Staying at Daisy's(6)By: Jill Mansell
‘You want to use Steven’s organs for transplant?’ Astonished, Daisy’s eyebrows shot up. ‘What, even though he has cancer? Wouldn’t that be risky for whoever got them?’
The consultant frowned. ‘Cancer? I’m sorry, I’m not with you.’
‘His cancer. I assumed it was all in there.’ Daisy nodded at the hospital notes, lying open on the desk. ‘He said he’d seen one of the doctors here ... well, I thought it was this hospital. Unless he went private.’
The consultant’s frown deepened. ‘Just give me a couple of minutes.’
Daisy waited alone in the bad news room and watched the rain rattling against the windows. Since she couldn’t begin to gather her thoughts, she concentrated instead on counting the raindrops as they slid down the glass.
The consultant duly returned several minutes later.
‘I’ve spoken to Steven’s GP. She hasn’t seen your husband for over two years, and he couldn’t be referred to a hospital – any hospital – without a GP referral. I think we can safely assume there’s been some kind of misunderstanding here,’ he concluded gently. ‘Your husband doesn’t have cancer.’
Daisy found the nurse she was looking for, stacking away metal kidney dishes in the sluice room.
‘The consultant’s told me about Steven,’ Daisy announced, and the kindly nurse put down the dishes at once.
‘Oh, my dear, I’m so sorry. Would you like me to make you a nice cup of tea?’
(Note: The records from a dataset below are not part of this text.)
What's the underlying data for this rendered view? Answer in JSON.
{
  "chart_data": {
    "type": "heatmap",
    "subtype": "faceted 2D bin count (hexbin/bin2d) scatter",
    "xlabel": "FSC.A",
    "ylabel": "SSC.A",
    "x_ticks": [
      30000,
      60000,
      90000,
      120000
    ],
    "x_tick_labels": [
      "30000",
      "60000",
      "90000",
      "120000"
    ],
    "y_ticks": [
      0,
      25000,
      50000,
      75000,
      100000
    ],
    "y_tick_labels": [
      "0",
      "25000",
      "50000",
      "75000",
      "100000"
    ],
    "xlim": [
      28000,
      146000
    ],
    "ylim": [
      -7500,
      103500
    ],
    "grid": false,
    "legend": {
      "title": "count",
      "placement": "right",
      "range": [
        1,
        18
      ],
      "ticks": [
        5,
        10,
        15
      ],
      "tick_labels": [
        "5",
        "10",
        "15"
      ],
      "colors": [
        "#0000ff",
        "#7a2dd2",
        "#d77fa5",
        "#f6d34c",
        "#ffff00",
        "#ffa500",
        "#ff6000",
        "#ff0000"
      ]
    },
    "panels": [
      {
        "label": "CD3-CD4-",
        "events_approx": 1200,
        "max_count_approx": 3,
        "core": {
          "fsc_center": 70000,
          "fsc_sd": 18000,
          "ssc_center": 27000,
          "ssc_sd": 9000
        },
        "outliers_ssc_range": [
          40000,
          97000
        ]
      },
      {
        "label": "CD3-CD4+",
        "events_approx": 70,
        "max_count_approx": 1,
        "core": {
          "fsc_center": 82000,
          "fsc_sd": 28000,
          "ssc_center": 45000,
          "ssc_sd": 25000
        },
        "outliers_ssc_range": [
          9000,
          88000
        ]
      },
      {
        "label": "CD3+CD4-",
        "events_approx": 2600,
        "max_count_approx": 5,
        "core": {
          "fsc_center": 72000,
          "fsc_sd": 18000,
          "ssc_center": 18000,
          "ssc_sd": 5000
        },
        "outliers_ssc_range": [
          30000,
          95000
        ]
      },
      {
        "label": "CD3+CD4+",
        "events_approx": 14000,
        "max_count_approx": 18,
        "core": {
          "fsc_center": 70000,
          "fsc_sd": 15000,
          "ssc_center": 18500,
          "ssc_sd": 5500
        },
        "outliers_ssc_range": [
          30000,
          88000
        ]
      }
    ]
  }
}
‘And you’re being so brave.’
Privately, Daisy thought it more likely that the nurses on the unit thought she was downright weird.
‘I wanted to ask you about the girl who was here yesterday afternoon. The one who was in the car with Steven when he had the accident.’
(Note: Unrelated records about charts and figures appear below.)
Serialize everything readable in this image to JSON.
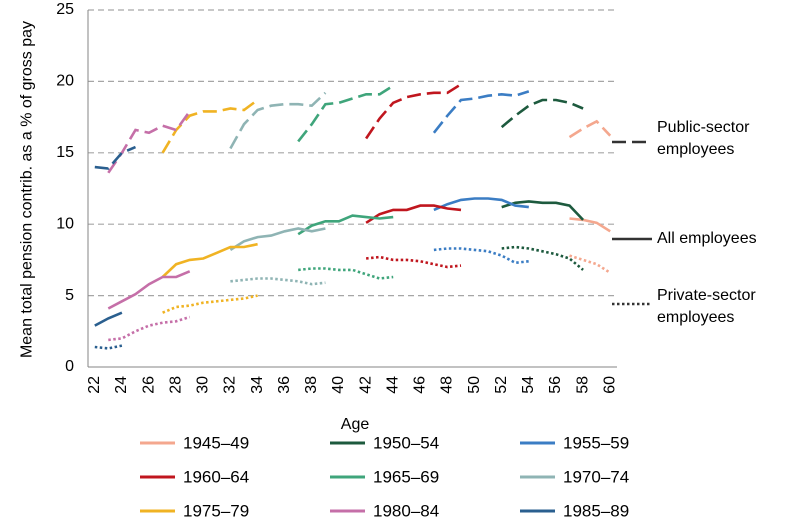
{
  "chart_data": {
    "type": "line",
    "y_label": "Mean total pension contrib. as a % of gross pay",
    "x_label": "Age",
    "categories": [
      22,
      null,
      24,
      null,
      26,
      null,
      28,
      null,
      30,
      null,
      32,
      null,
      34,
      null,
      36,
      null,
      38,
      null,
      40,
      null,
      42,
      null,
      44,
      null,
      46,
      null,
      48,
      null,
      50,
      null,
      52,
      null,
      54,
      null,
      56,
      null,
      58,
      null,
      60
    ],
    "ylim": [
      0,
      25
    ],
    "yticks": [
      0,
      5,
      10,
      15,
      20,
      25
    ],
    "grid": true,
    "line_styles": [
      {
        "key": "public",
        "label": "Public-sector employees",
        "dash": "dashed"
      },
      {
        "key": "values",
        "label": "All employees",
        "dash": "solid"
      },
      {
        "key": "private",
        "label": "Private-sector employees",
        "dash": "dotted"
      }
    ],
    "series": [
      {
        "name": "1945–49",
        "color": "#f4a78e",
        "public": [
          null,
          null,
          null,
          null,
          null,
          null,
          null,
          null,
          null,
          null,
          null,
          null,
          null,
          null,
          null,
          null,
          null,
          null,
          null,
          null,
          null,
          null,
          null,
          null,
          null,
          null,
          null,
          null,
          null,
          null,
          null,
          null,
          null,
          null,
          null,
          16.1,
          16.7,
          17.2,
          16.2
        ],
        "values": [
          null,
          null,
          null,
          null,
          null,
          null,
          null,
          null,
          null,
          null,
          null,
          null,
          null,
          null,
          null,
          null,
          null,
          null,
          null,
          null,
          null,
          null,
          null,
          null,
          null,
          null,
          null,
          null,
          null,
          null,
          null,
          null,
          null,
          null,
          null,
          10.4,
          10.3,
          10.1,
          9.5
        ],
        "private": [
          null,
          null,
          null,
          null,
          null,
          null,
          null,
          null,
          null,
          null,
          null,
          null,
          null,
          null,
          null,
          null,
          null,
          null,
          null,
          null,
          null,
          null,
          null,
          null,
          null,
          null,
          null,
          null,
          null,
          null,
          null,
          null,
          null,
          null,
          null,
          7.8,
          7.5,
          7.2,
          6.6
        ]
      },
      {
        "name": "1950–54",
        "color": "#1d5a3e",
        "public": [
          null,
          null,
          null,
          null,
          null,
          null,
          null,
          null,
          null,
          null,
          null,
          null,
          null,
          null,
          null,
          null,
          null,
          null,
          null,
          null,
          null,
          null,
          null,
          null,
          null,
          null,
          null,
          null,
          null,
          null,
          16.8,
          17.6,
          18.3,
          18.7,
          18.7,
          18.5,
          18.1,
          null,
          null
        ],
        "values": [
          null,
          null,
          null,
          null,
          null,
          null,
          null,
          null,
          null,
          null,
          null,
          null,
          null,
          null,
          null,
          null,
          null,
          null,
          null,
          null,
          null,
          null,
          null,
          null,
          null,
          null,
          null,
          null,
          null,
          null,
          11.2,
          11.5,
          11.6,
          11.5,
          11.5,
          11.3,
          10.3,
          null,
          null
        ],
        "private": [
          null,
          null,
          null,
          null,
          null,
          null,
          null,
          null,
          null,
          null,
          null,
          null,
          null,
          null,
          null,
          null,
          null,
          null,
          null,
          null,
          null,
          null,
          null,
          null,
          null,
          null,
          null,
          null,
          null,
          null,
          8.3,
          8.4,
          8.3,
          8.1,
          7.9,
          7.6,
          6.8,
          null,
          null
        ]
      },
      {
        "name": "1955–59",
        "color": "#3b7dc4",
        "public": [
          null,
          null,
          null,
          null,
          null,
          null,
          null,
          null,
          null,
          null,
          null,
          null,
          null,
          null,
          null,
          null,
          null,
          null,
          null,
          null,
          null,
          null,
          null,
          null,
          null,
          16.4,
          17.6,
          18.7,
          18.8,
          19.0,
          19.1,
          19.0,
          19.3,
          null,
          null,
          null,
          null,
          null,
          null
        ],
        "values": [
          null,
          null,
          null,
          null,
          null,
          null,
          null,
          null,
          null,
          null,
          null,
          null,
          null,
          null,
          null,
          null,
          null,
          null,
          null,
          null,
          null,
          null,
          null,
          null,
          null,
          11.0,
          11.4,
          11.7,
          11.8,
          11.8,
          11.7,
          11.3,
          11.2,
          null,
          null,
          null,
          null,
          null,
          null
        ],
        "private": [
          null,
          null,
          null,
          null,
          null,
          null,
          null,
          null,
          null,
          null,
          null,
          null,
          null,
          null,
          null,
          null,
          null,
          null,
          null,
          null,
          null,
          null,
          null,
          null,
          null,
          8.2,
          8.3,
          8.3,
          8.2,
          8.1,
          7.8,
          7.3,
          7.4,
          null,
          null,
          null,
          null,
          null,
          null
        ]
      },
      {
        "name": "1960–64",
        "color": "#c0161e",
        "public": [
          null,
          null,
          null,
          null,
          null,
          null,
          null,
          null,
          null,
          null,
          null,
          null,
          null,
          null,
          null,
          null,
          null,
          null,
          null,
          null,
          16.0,
          17.4,
          18.5,
          18.9,
          19.1,
          19.2,
          19.2,
          19.8,
          null,
          null,
          null,
          null,
          null,
          null,
          null,
          null,
          null,
          null,
          null
        ],
        "values": [
          null,
          null,
          null,
          null,
          null,
          null,
          null,
          null,
          null,
          null,
          null,
          null,
          null,
          null,
          null,
          null,
          null,
          null,
          null,
          null,
          10.1,
          10.7,
          11.0,
          11.0,
          11.3,
          11.3,
          11.1,
          11.0,
          null,
          null,
          null,
          null,
          null,
          null,
          null,
          null,
          null,
          null,
          null
        ],
        "private": [
          null,
          null,
          null,
          null,
          null,
          null,
          null,
          null,
          null,
          null,
          null,
          null,
          null,
          null,
          null,
          null,
          null,
          null,
          null,
          null,
          7.6,
          7.7,
          7.5,
          7.5,
          7.4,
          7.2,
          7.0,
          7.1,
          null,
          null,
          null,
          null,
          null,
          null,
          null,
          null,
          null,
          null,
          null
        ]
      },
      {
        "name": "1965–69",
        "color": "#3fa57b",
        "public": [
          null,
          null,
          null,
          null,
          null,
          null,
          null,
          null,
          null,
          null,
          null,
          null,
          null,
          null,
          null,
          15.8,
          17.0,
          18.4,
          18.5,
          18.8,
          19.1,
          19.1,
          19.7,
          null,
          null,
          null,
          null,
          null,
          null,
          null,
          null,
          null,
          null,
          null,
          null,
          null,
          null,
          null,
          null
        ],
        "values": [
          null,
          null,
          null,
          null,
          null,
          null,
          null,
          null,
          null,
          null,
          null,
          null,
          null,
          null,
          null,
          9.3,
          9.9,
          10.2,
          10.2,
          10.6,
          10.5,
          10.4,
          10.5,
          null,
          null,
          null,
          null,
          null,
          null,
          null,
          null,
          null,
          null,
          null,
          null,
          null,
          null,
          null,
          null
        ],
        "private": [
          null,
          null,
          null,
          null,
          null,
          null,
          null,
          null,
          null,
          null,
          null,
          null,
          null,
          null,
          null,
          6.8,
          6.9,
          6.9,
          6.8,
          6.8,
          6.5,
          6.2,
          6.3,
          null,
          null,
          null,
          null,
          null,
          null,
          null,
          null,
          null,
          null,
          null,
          null,
          null,
          null,
          null,
          null
        ]
      },
      {
        "name": "1970–74",
        "color": "#8fb4b4",
        "public": [
          null,
          null,
          null,
          null,
          null,
          null,
          null,
          null,
          null,
          null,
          15.3,
          17.0,
          18.0,
          18.3,
          18.4,
          18.4,
          18.3,
          19.2,
          null,
          null,
          null,
          null,
          null,
          null,
          null,
          null,
          null,
          null,
          null,
          null,
          null,
          null,
          null,
          null,
          null,
          null,
          null,
          null,
          null
        ],
        "values": [
          null,
          null,
          null,
          null,
          null,
          null,
          null,
          null,
          null,
          null,
          8.2,
          8.8,
          9.1,
          9.2,
          9.5,
          9.7,
          9.5,
          9.7,
          null,
          null,
          null,
          null,
          null,
          null,
          null,
          null,
          null,
          null,
          null,
          null,
          null,
          null,
          null,
          null,
          null,
          null,
          null,
          null,
          null
        ],
        "private": [
          null,
          null,
          null,
          null,
          null,
          null,
          null,
          null,
          null,
          null,
          6.0,
          6.1,
          6.2,
          6.2,
          6.1,
          6.0,
          5.8,
          5.9,
          null,
          null,
          null,
          null,
          null,
          null,
          null,
          null,
          null,
          null,
          null,
          null,
          null,
          null,
          null,
          null,
          null,
          null,
          null,
          null,
          null
        ]
      },
      {
        "name": "1975–79",
        "color": "#f0b323",
        "public": [
          null,
          null,
          null,
          null,
          null,
          15.0,
          16.6,
          17.6,
          17.9,
          17.9,
          18.1,
          18.0,
          18.7,
          null,
          null,
          null,
          null,
          null,
          null,
          null,
          null,
          null,
          null,
          null,
          null,
          null,
          null,
          null,
          null,
          null,
          null,
          null,
          null,
          null,
          null,
          null,
          null,
          null,
          null
        ],
        "values": [
          null,
          null,
          null,
          null,
          null,
          6.3,
          7.2,
          7.5,
          7.6,
          8.0,
          8.4,
          8.4,
          8.6,
          null,
          null,
          null,
          null,
          null,
          null,
          null,
          null,
          null,
          null,
          null,
          null,
          null,
          null,
          null,
          null,
          null,
          null,
          null,
          null,
          null,
          null,
          null,
          null,
          null,
          null
        ],
        "private": [
          null,
          null,
          null,
          null,
          null,
          3.8,
          4.2,
          4.3,
          4.5,
          4.6,
          4.7,
          4.8,
          5.0,
          null,
          null,
          null,
          null,
          null,
          null,
          null,
          null,
          null,
          null,
          null,
          null,
          null,
          null,
          null,
          null,
          null,
          null,
          null,
          null,
          null,
          null,
          null,
          null,
          null,
          null
        ]
      },
      {
        "name": "1980–84",
        "color": "#c56fa8",
        "public": [
          null,
          13.6,
          15.0,
          16.6,
          16.4,
          16.9,
          16.6,
          17.9,
          null,
          null,
          null,
          null,
          null,
          null,
          null,
          null,
          null,
          null,
          null,
          null,
          null,
          null,
          null,
          null,
          null,
          null,
          null,
          null,
          null,
          null,
          null,
          null,
          null,
          null,
          null,
          null,
          null,
          null,
          null
        ],
        "values": [
          null,
          4.1,
          4.6,
          5.1,
          5.8,
          6.3,
          6.3,
          6.7,
          null,
          null,
          null,
          null,
          null,
          null,
          null,
          null,
          null,
          null,
          null,
          null,
          null,
          null,
          null,
          null,
          null,
          null,
          null,
          null,
          null,
          null,
          null,
          null,
          null,
          null,
          null,
          null,
          null,
          null,
          null
        ],
        "private": [
          null,
          1.9,
          2.0,
          2.5,
          2.9,
          3.1,
          3.2,
          3.5,
          null,
          null,
          null,
          null,
          null,
          null,
          null,
          null,
          null,
          null,
          null,
          null,
          null,
          null,
          null,
          null,
          null,
          null,
          null,
          null,
          null,
          null,
          null,
          null,
          null,
          null,
          null,
          null,
          null,
          null,
          null
        ]
      },
      {
        "name": "1985–89",
        "color": "#2a5f8f",
        "public": [
          14.0,
          13.9,
          15.0,
          15.4,
          null,
          null,
          null,
          null,
          null,
          null,
          null,
          null,
          null,
          null,
          null,
          null,
          null,
          null,
          null,
          null,
          null,
          null,
          null,
          null,
          null,
          null,
          null,
          null,
          null,
          null,
          null,
          null,
          null,
          null,
          null,
          null,
          null,
          null,
          null
        ],
        "values": [
          2.9,
          3.4,
          3.8,
          null,
          null,
          null,
          null,
          null,
          null,
          null,
          null,
          null,
          null,
          null,
          null,
          null,
          null,
          null,
          null,
          null,
          null,
          null,
          null,
          null,
          null,
          null,
          null,
          null,
          null,
          null,
          null,
          null,
          null,
          null,
          null,
          null,
          null,
          null,
          null
        ],
        "private": [
          1.4,
          1.3,
          1.5,
          null,
          null,
          null,
          null,
          null,
          null,
          null,
          null,
          null,
          null,
          null,
          null,
          null,
          null,
          null,
          null,
          null,
          null,
          null,
          null,
          null,
          null,
          null,
          null,
          null,
          null,
          null,
          null,
          null,
          null,
          null,
          null,
          null,
          null,
          null,
          null
        ]
      }
    ]
  }
}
The nurse flushed slightly. Which confirmed it.
‘The thing is,’ Daisy went on, ‘I heard you telling her she couldn’t see him, because she wasn’t a relative. But under the circumstances ... well, it wouldn’t hurt, would it? You could let her in for a few minutes while I stay out of the way.’
The nurse, her fair skin the colour of strawberry Angel Delight, said, ‘She isn’t here, love. I told her to go home.’
Daisy gave her a long look. ‘But I bet she gave you her phone number.’
From the expression on the nurse’s face, it was clear that the girl had. Well, it was only natural.
‘Ring her up,’ said Daisy. ‘I don’t know who she is, and I don’t want to meet her. But if she’s Steven’s girlfriend, at least she deserves the chance to say goodbye.’
One Year Later
‘Daisy, can you be around this afternoon? The Cross-Dressers are arriving at four to discuss the menus for the wedding reception.’
Tara Donovan, who worked as a chambermaid at the hotel, suppressed a smile. Her own parents were dead now, but her father had been the quiet, pipe and slippers type. It must be fun to have someone like Hector as a dad.
Daisy gave her father a ‘behave yourself’ look. His loud voice and stupendous lack of tact were going to get him into big trouble one day.
‘Fine, but you have to stop calling them that.’
‘Darling, I know, but they deserve it. These people are starting to get on my nerves,’ Hector declared. ‘Why can’t they just decide on a menu and stick with the bloody thing? For the life of me I can’t imagine why anyone would want to invite a vegan to a wedding in the first place.’
This time Tara and Daisy exchanged glances, and Daisy heaved a sigh. Discretion wasn’t Hector’s forte. Luckily there were no guests currently within earshot. Reaching across thereception desk for her pile of unopened mail, Daisy said, ‘Dad, I’ll deal with them. We’ll charge double for vegans. And they aren’t the Cross-Dressers or the Cross-Pollinators or the Hot Cross Buns, OK? They’re the Cross-Calverts and you’re jolly well going to be nice to them.’
Tara, who was vacuuming the staircase, promptly dropped her nozzle.
‘Who?’ Her heart thumping, she switched off the machine and anchored it with her foot before it could tumble down the stairs and kill someone. Maybe she’d misheard. ‘What did you say their name was?’